Une autre partie de la solution consiste à exécuter des inférences en batch. Là, il s’agit d’utiliser les bonnes librairies qui accélèrent les traitements et de « quantizer », de compresser les poids du modèle, afin qu’il occupe un espace réduit dans la mémoire vive du GPU. Dans le cas présent, l’équipe de GDRF utilise un format BF16 afin que le LLM conserve ses performances. Dans cet état, il occupe environ 16 Go sur les 24 Go de VRAM disponible. Les data scientists ont divisé son jeu de données à traiter en lots de 200 à 300 commentaires. « Cela prend environ 6 heures pour traiter les 920 000 commentaires sur un petit GPU », commente-t-il. « Si vous avez accès à de plus gros GPU, comme les A100 ou H100, cela peut aller beaucoup plus vite ou vous pouvez traiter de plus gros batch ». Mais il y a plusieurs avantages à utiliser un petit GPU : les coûts liés à la consommation dans le cloud sont moindres, donc les émissions carbone sont plus faibles et surtout il est possible d’exécuter le LLM sur une infrastructure sur site, voire une station de travail. Un GPU A10G dispose de la même quantité de VRAM qu’une carte RTX 4090 à peu près aussi performante.
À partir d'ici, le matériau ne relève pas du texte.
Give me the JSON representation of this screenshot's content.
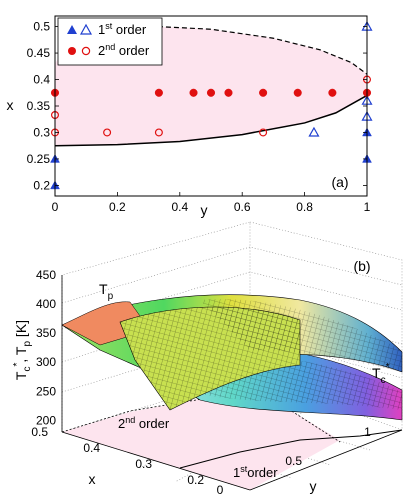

Lors de la V1 du projet, plus de 130 000 codes d’accès ont été extraits et structurés. Une V2 est déjà en cours. Une fois que les résultats seront jugés suffisamment bons, ce sont six millions de codes qui pourront être transférés vers les compteurs et ouvrages. « Nous estimons que nous pouvons éviter 30 000 interventions vaines pour cause d’inaccessibilité par an », annonce Jean de la Fayolle.
Jean de la FayolleHead of Data Science, GRDF
Vérifier les résultats d’un algorithme de correspondance
Le centre d’excellence IA Gen de GRDF applique une méthodologie similaire pour vérifier les résultats d’un algorithme « fuzzy match » devant rapprocher les données sur les clients du registre SIRET.
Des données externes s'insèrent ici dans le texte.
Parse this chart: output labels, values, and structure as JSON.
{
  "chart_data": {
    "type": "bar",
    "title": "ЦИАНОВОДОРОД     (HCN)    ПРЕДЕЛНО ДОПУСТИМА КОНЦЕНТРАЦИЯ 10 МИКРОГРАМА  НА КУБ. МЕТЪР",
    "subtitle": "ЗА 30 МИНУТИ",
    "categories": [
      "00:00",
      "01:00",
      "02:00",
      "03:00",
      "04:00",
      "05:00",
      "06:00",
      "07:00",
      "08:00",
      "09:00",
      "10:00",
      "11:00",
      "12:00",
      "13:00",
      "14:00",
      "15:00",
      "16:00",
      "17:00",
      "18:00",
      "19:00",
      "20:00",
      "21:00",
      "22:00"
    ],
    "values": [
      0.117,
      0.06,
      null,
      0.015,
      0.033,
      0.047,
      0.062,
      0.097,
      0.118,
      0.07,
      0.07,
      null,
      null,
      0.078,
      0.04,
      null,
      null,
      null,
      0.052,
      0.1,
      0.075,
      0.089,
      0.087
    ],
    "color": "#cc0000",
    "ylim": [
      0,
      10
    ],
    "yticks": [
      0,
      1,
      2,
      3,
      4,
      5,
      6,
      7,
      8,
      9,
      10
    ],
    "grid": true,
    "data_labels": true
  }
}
Ce système doit effectuer un « croisement multicritère syntaxique » entre 40 millions d’identités clients GRDF et 20 millions d’enregistrements SIRET toutes les semaines. Or, il arrive régulièrement que ce modèle n’arrive pas à relier une même entité nommée différemment entre les registres. « Nous avons fine-tuné un LLM afin d’identifier les correspondances correctes, incorrectes ou indéterminées. Il obtient un score de 91 % de précision de vérification de correspondance avec seulement 1 % de faux positifs. Cela est compliqué à faire avec un modèle NLP, cela réclame des centaines de règles métiers ».